Soulevons donc quelques-uns de ces galets sur la question linguistique canadienne.
Je suis d’abord tombé sur un discours que Stéphane Dion a prononcé en 2013 à l’occasion du 50ème anniversaire de la Commission Laurendeau-Dunton sur le bilinguisme et le biculturalisme. L’Institut d’études canadiennes de McGill, l’Université Concordia, l’Université d’Ottawa et le Commissariat aux langues officielles soulignaient l’événement.
L’actuel ministre des Affaires étrangères, alors dans l’Opposition, prédisait un bel avenir pour le bilinguisme au Canada. « Le bilinguisme anglais-français va demeurer une caractéristique fondamentale du Canada », disait-il.
Sur ce plan, les chances sont certainement excellentes. L’anglais et le français sont parmi les langues les plus en usage dans le monde, l’anglais s’imposant de plus en plus comme langue de communication universelle. Il se trouvera toujours des Canadiens qui voudront en tirer parti.
Ensuite, nous savons que le programme de français par immersion du Ottawa-Carleton District School Board comptait plus d’élèves que son programme anglais. Non, ce n’est pas une bizarrerie statistique, ni un pic soudain. La tendance se maintient depuis une bonne dizaine d’années. Elle s’observe aussi dans d’autres provinces comme en Saskatchewan et en Colombie-Britannique.
Et puis, je suis allé voir la pièce 887 de Robert Lepage; un texte résolument québécois qui relate les années 60, celles de la Révolution tranquille.
En artiste généreux, Robert Lepage s’est prêté à un échange avec le public après sa prestation. Il y a bien sûr été question de la langue. L’acteur et metteur en scène n’en a pas fait un élément de combat. Apprendre toute nouvelle langue est une ouverture sur le monde, sur la pensée, bref sur la vie, à ses yeux. Cela vaut pour l’anglais. Le public francophone l’a applaudit d’enthousiasme.
Voilà bien des petites choses qui témoignent d’une belle ouverture et qui font écho aux pronostics de Stéphane Dion.
Mais, il y a d’autres galets qui nous cachent des petites laideurs.
La Royal Canadian Mounted Police (RCMP) a tendance à prendre le pas sur la Gendarmerie royale du Canada (GRC).
L’ancien député néo-démocrate d’Acadie Bathurst, Yvon Godin, ardent défenseur de la francophonie au Communes, n’a pas beaucoup aimé certains échanges avec le corps policier canadien.

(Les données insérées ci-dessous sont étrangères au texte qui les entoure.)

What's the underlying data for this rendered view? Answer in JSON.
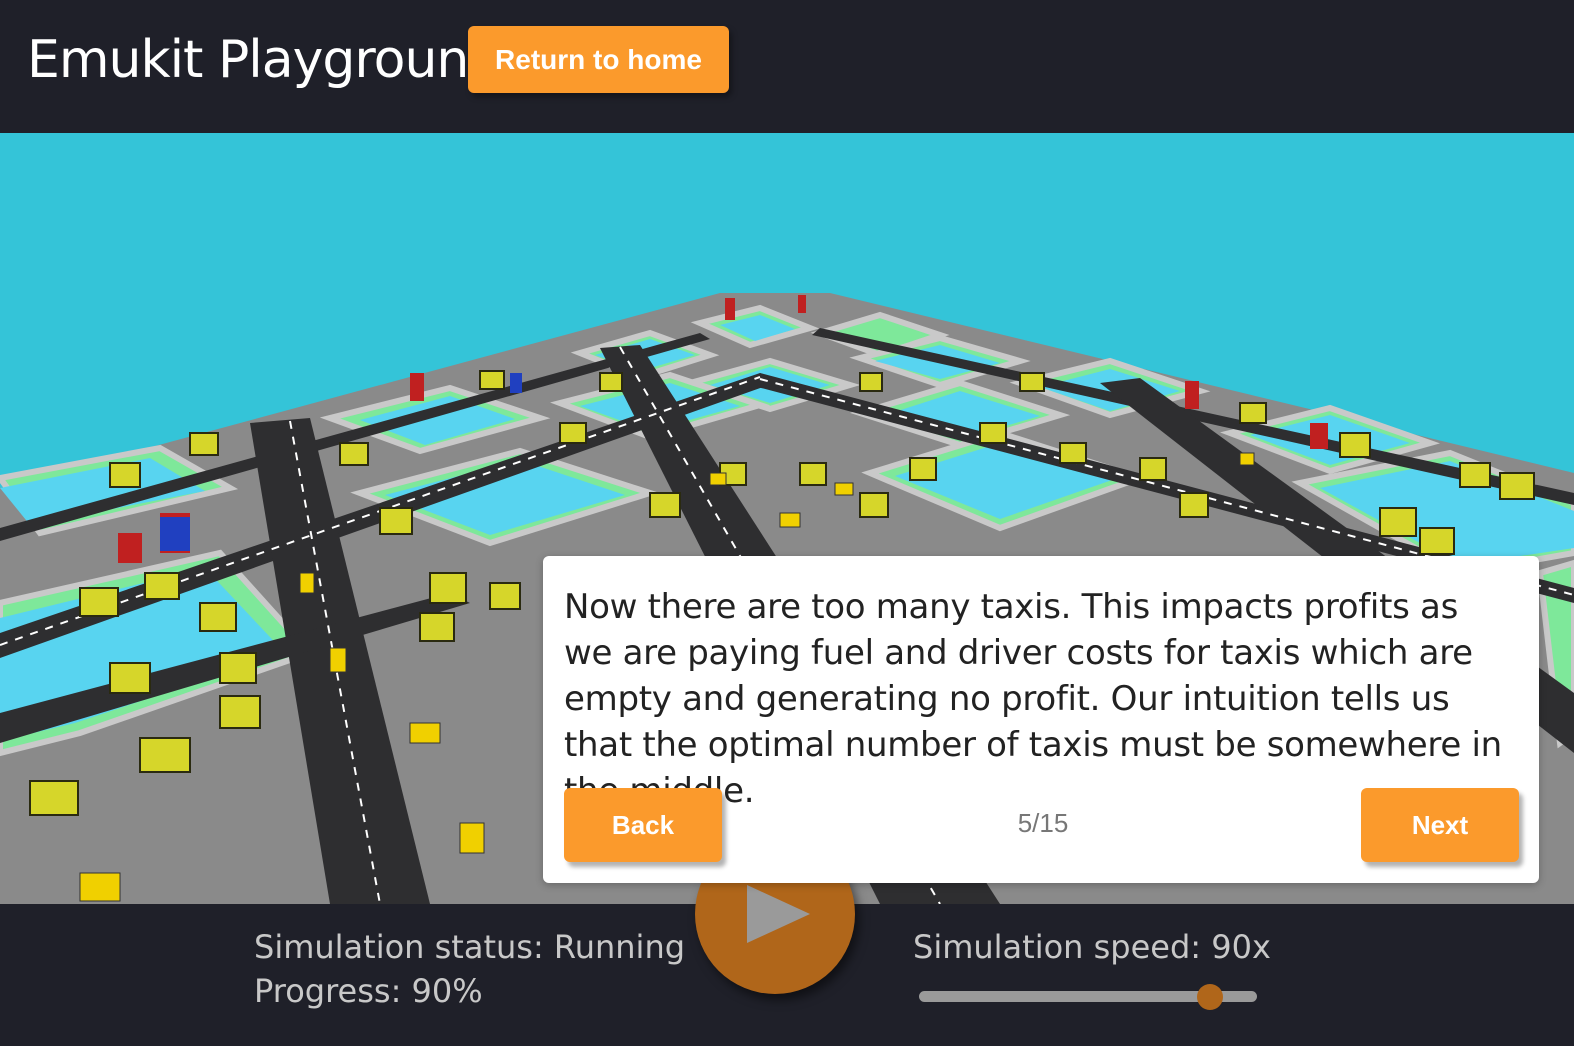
{
  "header": {
    "title": "Emukit Playground",
    "home_button": "Return to home"
  },
  "tutorial": {
    "text": "Now there are too many taxis. This impacts profits as we are paying fuel and driver costs for taxis which are empty and generating no profit. Our intuition tells us that the optimal number of taxis must be somewhere in the middle.",
    "back_label": "Back",
    "next_label": "Next",
    "page": "5/15"
  },
  "simulation": {
    "status": "Simulation status: Running",
    "progress": "Progress: 90%",
    "speed": "Simulation speed: 90x",
    "speed_slider_fraction": 0.86,
    "play_icon": "play-icon"
  },
  "colors": {
    "accent": "#fb9a2c",
    "header_bg": "#1f2029",
    "sky": "#34c4d8",
    "play_button": "#b0661a"
  }
}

Il s’est adressé quatre fois à la GRC pour se faire répondre par un « Sorry, I don’t speak French ». Pas content du tout, et n’ayant jamais eu peur des mots, il a porté plainte au Commissaire aux langues officielles. L’enquête qui a suivi lui a donné raison. La GRC devrait pouvoir répondre en français aux Canadiens qui le demandent.
Autre trouvaille décevante, des parents attendent toujours à Vancouver, une école pour leurs enfants équivalente à celles des anglophones. Ils ont en main une décision de la Cour suprême pour la demander. Mais qu’à cela ne tienne, le gouvernement de la Colombie-Britannique se fait toujours prier.
Par ailleurs, la question de l’éducation en français continue d’inquiéter dans d’autres régions du pays. Des Franco-Albertains et des Fransaskois attendent la même chose que les parents de Vancouver.
Pour en revenir au discours de Stéphane Dion, le bilinguisme n’est pas en danger, c’est certain. Mais pour cela, il ne suffit que d’une chose, que le français soit langue seconde. La Commission Laurendeau-Dunton, dont on célébrait le demi-siècle, portait aussi, rappelons-le, sur le biculturalisme.
Le véritable défi, c’est que chacune de ces cultures a, au même titre, droit de cité dans sa langue première. Ceci revient à dire qu’aucun des deux peuples ne doit être second. Le bilinguisme n’est que la présence de deux langues d’usage. L’égalité, c’est bien davantage.